Mientras el mundo se enfoca en la pérdida de biodiversidad visible, un equipo de científicos de diversos países ha confirmado una «extinción invisible»: la desaparición de más de un billón de estímulos olfativos que han definido la experiencia humana durante siglos. La investigación revela que el sentido del olfato humano es capaz de distinguir al menos un billón de mezclas de olores diferentes, una cifra astronómica que estamos dejando de utilizar debido a la desodorización de las ciudades modernas.
Esta pérdida no es solo biológica, sino profundamente cultural. Al desaparecer los olores de antiguos oficios, mercados tradicionales, ingredientes culinarios ancestrales y paisajes naturales, estamos perdiendo fragmentos esenciales de nuestra historia. Los expertos advierten que el patrimonio olfativo es una de las formas más potentes de conectar con nuestras raíces y emociones, ya que los aromas tienen la capacidad única de evocar recuerdos y fortalecer la identidad colectiva de las naciones.
Hacia un archivo de los aromas del pasado
Para combatir este olvido sensorial, han surgido iniciativas internacionales que buscan «archivar» y recrear aromas históricos utilizando técnicas de inteligencia artificial y química analítica. Estos proyectos permiten rescatar las narrativas olfativas que se encuentran atrapadas en manuscritos antiguos y obras de arte, devolviendo a los museos y archivos una dimensión sensorial que había sido ignorada por la ciencia convencional durante décadas.
Entender el valor de lo que no se ve es fundamental para la soberanía cultural.

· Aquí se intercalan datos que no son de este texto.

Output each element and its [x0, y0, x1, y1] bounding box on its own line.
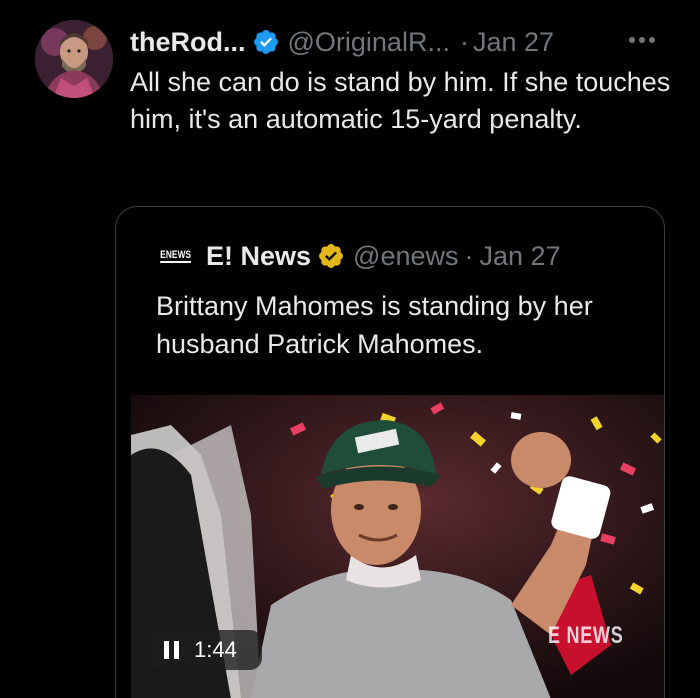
- pause-icon[interactable]: [164, 641, 180, 659]
- display-name[interactable]: theRod...: [130, 27, 246, 58]
- quoted-tweet-header: ENEWS E! News @enews · Jan 27: [156, 236, 561, 276]
- quoted-handle[interactable]: @enews: [353, 241, 458, 272]
- video-time-pill[interactable]: 1:44: [150, 630, 262, 670]
- quoted-display-name[interactable]: E! News: [206, 241, 311, 272]
- quoted-avatar-logo: ENEWS: [160, 249, 192, 263]
- tweet-text: All she can do is stand by him. If she t…: [130, 67, 671, 134]
- handle[interactable]: @OriginalR...: [288, 27, 450, 58]
- timestamp[interactable]: Jan 27: [473, 27, 554, 58]
- gold-verified-badge-icon[interactable]: [317, 242, 345, 270]
- tweet-header: theRod... @OriginalR... · Jan 27: [130, 22, 554, 62]
- quoted-tweet-text: Brittany Mahomes is standing by her husb…: [156, 291, 593, 359]
- quoted-avatar[interactable]: ENEWS: [156, 236, 196, 276]
- avatar[interactable]: [35, 20, 113, 98]
- video-time: 1:44: [194, 637, 237, 662]
- avatar-image: [35, 20, 113, 98]
- more-options-icon[interactable]: [622, 28, 662, 52]
- quoted-timestamp[interactable]: Jan 27: [480, 241, 561, 272]
- separator-dot: ·: [459, 26, 469, 57]
- tweet[interactable]: theRod... @OriginalR... · Jan 27 All she…: [0, 0, 700, 698]
- video-watermark: E NEWS: [548, 622, 624, 649]
- verified-badge-icon[interactable]: [252, 28, 280, 56]
- quoted-separator-dot: ·: [464, 240, 474, 271]
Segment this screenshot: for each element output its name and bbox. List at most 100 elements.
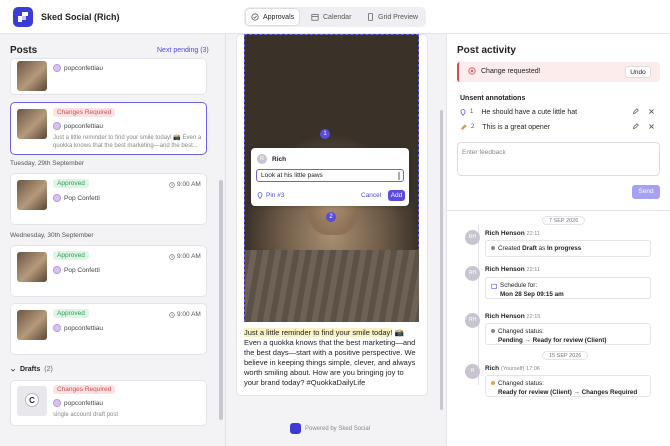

Desde Venezuela, la promoción de una ciencia humanista nos invita a valorar estos paisajes aromáticos que nos definen como pueblo. Proteger nuestro patrimonio inmaterial, incluyendo sus olores, es garantizar que las futuras generaciones de científicos y ciudadanos puedan conectar de forma integral con la riqueza de nuestra historia y nuestra Madre Tierra.